Back at Hollywood, Farrow was arrested early in 1933 in a Federal government drive against 'aliens' in the industry. He was placed on five years probation for violating immigration laws—his passport described him as a Romanian consular official and his visa had expired. Joining Metro-Goldwyn-Mayer in 1935, he wrote and directed new scenes for a film that was eventually retitled Tarzan Escapes (1936), but was replaced as director after problems with the censors. Farrow and his wife Felice, née Lewin, had been divorced. Converted to Catholicism, he married Tarzan's Jane, the 25-year-old Irish actress Maureen Paula O'Sullivan, on 12 September 1936 at Santa Monica, after she had received a Papal dispensation to marry him. Despite Farrow's reputation as a hell-raiser, the marriage lasted until his death, fortified by seven children, and a regime of regular church-going.

A belated fruit of his Tahitian sojourn was a biography of Fr Damien, Damien the Leper (New York, 1937), which was frequently reprinted and translated into thirteen languages. An officer (1938) of the Order of St John (knight of justice 1955), Farrow was appointed a knight grand cross of the Order of the Holy Sepulchre of Jerusalem by Pope Pius XI, and maintained an interest in Catholic educational institutions. He produced a 'frank history of the papacy', Pageant of the Popes (New York, 1942), and later wrote a biography of St Thomas More (1954).

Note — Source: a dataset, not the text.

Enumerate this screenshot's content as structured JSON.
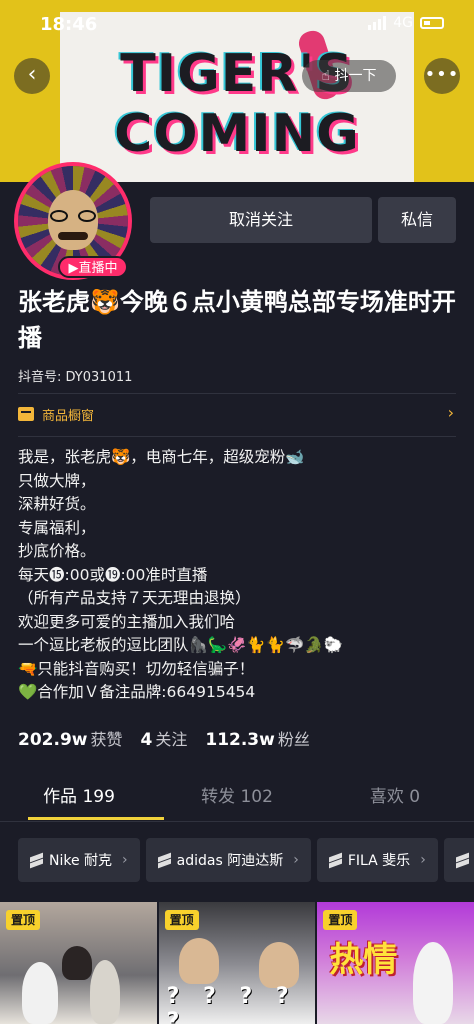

From 1937 Farrow had made the transition to respected director. His output for several studios in the late 1930s was prolific. Notwithstanding his $75,000 a year contract with RKO, he was determined to serve in World War II. Submitting that he was 'a fairly competent seaman', he was appointed acting lieutenant in the Royal Canadian Naval Volunteer Reserve in March 1940 and was assigned to intelligence, censorship, press liaison and archival duties as controller of naval information. He went to sea on anti-submarine patrols before he was invalided out of the service early in 1942. Retiring as an honorary commander, Farrow entertained men from R.C.N. ships visiting Los Angeles and (a citizen of the U.S.A. since 1947) was appointed honorary C.B.E. in 1953.

Having been harnessed to the war effort by major studios, Farrow won the New York Film Critics' Circle award and an American academy award nomination for Wake Island, a box-office 'smash' in 1942. The Hitler Gang (1944) was a more sophisticated documentary drama on the Nazi rise to power. He also directed the highly regarded Two Years Before the Mast (1946). Over the next five years most of his best work appeared, notably the film noir classic, The Big Clock (1947), Where Danger Lives (1950) and His Kind of Woman (1951).

A conservative Catholic, Farrow had little to fear from McCarthyism; he helped to mobilize resistance to an attempted purge of the Screen Directors' International Guild in 1950. Thereafter, working for several different studios, he made a sequence of mostly undistinguished films from which Hondo (1953) stands out for its sympathetic portrayal of the American Indian, Cochise. As co-writer of Around the World in Eighty Days, Farrow shared the Oscar for best screenplay in 1956. There were a few more disappointing films, a failed project on the life of Christ, and some television direction; but his attention turned increasingly to his family and charitable work.

Farrow died suddenly of coronary vascular disease on 27 January 1963 at his Beverly Hills home and was buried in Holy Cross cemetery; his wife and six of their children survived him. His daughter Mia had just begun her film career, against his wishes. In twenty-two years Farrow directed some forty films, making an Australian contribution to international cinema unmatched and still little known in his homeland.